“I was very happy, very. But as years went on, my dear boy would have wearied of his child-wife. He would have been more and more sensible of what was wanting in his home. She wouldn’t have improved. It is better as it is.
Oh, Dora, dearest, dearest,do not speak to me so. Every word seems a reproach!“
I was reading from Charles Dickens’ David Copperfield as I sat at the bed where my brother Al was lying; almost in a coma, I could only hear he’s breathing. We were in a hospital in a small town and doctors told me that there’s no chance because the tumour in his head was very vicious and predominant. I had no choice just sitting there beside him and read from one of his favourites…
“No, not a syllable! She answered, kissing me. “Oh, my dear, you never deserved it, and I love you far too well, to say a reproachful word to you, in earnest; it was all the merit I had, except being pretty– or you thought me so. Is it lonely, downstairs,Doady? “very! very!” Don’t cry!

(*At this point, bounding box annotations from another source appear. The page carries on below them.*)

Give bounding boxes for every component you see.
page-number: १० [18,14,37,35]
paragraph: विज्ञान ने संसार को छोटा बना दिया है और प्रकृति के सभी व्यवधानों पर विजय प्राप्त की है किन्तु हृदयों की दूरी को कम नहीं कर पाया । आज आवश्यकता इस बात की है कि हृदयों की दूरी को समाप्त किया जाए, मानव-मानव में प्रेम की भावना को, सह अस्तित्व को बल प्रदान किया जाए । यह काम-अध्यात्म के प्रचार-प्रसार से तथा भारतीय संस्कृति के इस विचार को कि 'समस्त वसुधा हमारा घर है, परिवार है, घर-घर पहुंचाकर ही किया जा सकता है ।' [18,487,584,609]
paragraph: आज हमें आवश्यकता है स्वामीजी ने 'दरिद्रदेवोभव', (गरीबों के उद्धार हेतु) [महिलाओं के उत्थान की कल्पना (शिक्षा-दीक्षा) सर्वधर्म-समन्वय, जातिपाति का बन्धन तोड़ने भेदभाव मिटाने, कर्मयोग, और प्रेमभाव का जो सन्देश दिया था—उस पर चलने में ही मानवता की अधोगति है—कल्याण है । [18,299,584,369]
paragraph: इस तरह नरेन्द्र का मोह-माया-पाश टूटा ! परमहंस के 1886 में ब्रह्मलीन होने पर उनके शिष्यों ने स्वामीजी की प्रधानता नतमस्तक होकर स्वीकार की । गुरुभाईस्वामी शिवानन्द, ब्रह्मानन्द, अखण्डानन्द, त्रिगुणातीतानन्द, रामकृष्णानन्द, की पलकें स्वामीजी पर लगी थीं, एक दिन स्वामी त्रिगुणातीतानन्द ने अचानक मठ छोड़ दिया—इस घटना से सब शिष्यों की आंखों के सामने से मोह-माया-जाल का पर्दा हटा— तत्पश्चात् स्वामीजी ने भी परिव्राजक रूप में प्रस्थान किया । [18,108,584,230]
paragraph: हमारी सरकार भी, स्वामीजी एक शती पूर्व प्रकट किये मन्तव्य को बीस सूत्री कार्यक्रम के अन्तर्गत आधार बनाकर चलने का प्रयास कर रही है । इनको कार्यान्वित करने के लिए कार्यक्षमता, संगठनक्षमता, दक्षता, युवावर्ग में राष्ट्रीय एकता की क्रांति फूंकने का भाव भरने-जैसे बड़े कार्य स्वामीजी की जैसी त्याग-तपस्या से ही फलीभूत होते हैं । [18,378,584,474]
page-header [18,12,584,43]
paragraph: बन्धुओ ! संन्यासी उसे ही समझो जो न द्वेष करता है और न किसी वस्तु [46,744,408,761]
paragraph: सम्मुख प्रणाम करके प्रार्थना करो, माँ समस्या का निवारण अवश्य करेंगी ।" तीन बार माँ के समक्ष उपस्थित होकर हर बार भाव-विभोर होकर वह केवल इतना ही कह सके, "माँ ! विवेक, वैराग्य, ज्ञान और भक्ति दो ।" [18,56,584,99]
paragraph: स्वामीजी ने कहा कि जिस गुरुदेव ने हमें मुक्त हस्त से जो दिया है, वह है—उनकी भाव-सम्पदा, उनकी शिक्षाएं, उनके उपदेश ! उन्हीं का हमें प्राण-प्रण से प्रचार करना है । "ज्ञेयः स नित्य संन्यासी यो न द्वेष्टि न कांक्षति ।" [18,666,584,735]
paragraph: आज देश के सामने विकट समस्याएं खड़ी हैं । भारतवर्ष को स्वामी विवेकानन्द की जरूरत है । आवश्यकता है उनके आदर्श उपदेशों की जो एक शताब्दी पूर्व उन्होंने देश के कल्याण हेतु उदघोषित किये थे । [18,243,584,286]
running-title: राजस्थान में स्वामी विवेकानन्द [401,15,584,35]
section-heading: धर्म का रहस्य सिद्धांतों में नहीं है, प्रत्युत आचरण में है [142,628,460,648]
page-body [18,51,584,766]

Is my chair there? “In its old place. ”
“Oh, how my poor boy cries! Hush, Hush! Now, make me one promise. I want to speak to Agnes. When you go downstairs, tell Agnes so, and send her up to me…….
“Agnes is downstairs when I go into the parlour, and I give her the message. She disappears, leaving me alone with Jip. His Chinese house is by the fire, and he lies within it, on his bed of flannel, querulously trying to sleep. The bright moon is high and clear. As I look out on the night my tears fall fast, and my undisciplined heart is chastened heavily, heavily.”
“I sit down by the fire, thinking with blind remorse of all those secret feelings I have nourished since my marriage, I think of every little trifle between me and Dora and feel the truth, that trifles make the sum of life. Ever rising from the sea of my remembrance, is the image of the dear child as I knew her first, graced by my young love, and by her own, with every fascination wherein such love is rich. Would it, indeed, have been better if we have loved each other as a boy and girl, and forgotten it? Undisciplined heart replayed!”
“How the time wears, I know not; until I am recalled by my child-wife’s old companion (Jip) more restless than he was, he crawled out of his house, and looks at me, and wanders to the door and whines to go upstairs. “Not tonight Jip, not tonight!” He comes very slowly back to me, licks my hand and lifts his dim eyes to my face; “Oh Jip, it may be, never again!“
“He lies down at my feet, stretched himself out as if to sleep, and with plaintive cry is dead… Oh Agnes! (she’s come down) Look, look here!”
“That face, so full of pity and of grief, that rain of tears, that awful mute appeal to me, that solemn hand upraised towards heaven! Agnes?”
“It’s over, darkness comes before my eyes, and for me a while, all things are blotted out of my remembrance.”
I began my tribute with a masterpiece from Dickens’ book not only because of its brilliance and impressive power of his literature but also for Al’s loved it so much and I add this as a present and am sure that he’d like it. I read this book the whole of the ten days in which we were both in this hospital till the time had come. At the end of the book, we were separated.
It’s thirteen years ago on this day as Al passed away and left this earth but strangely, I have a feeling that I have got much nearer to him as before. Am I closer to the line to change the level too? I don’t know but anyway, I am very happy about this closeness, it helps me to remember more and more about our time we were living and fighting together through those over fifty years of our life.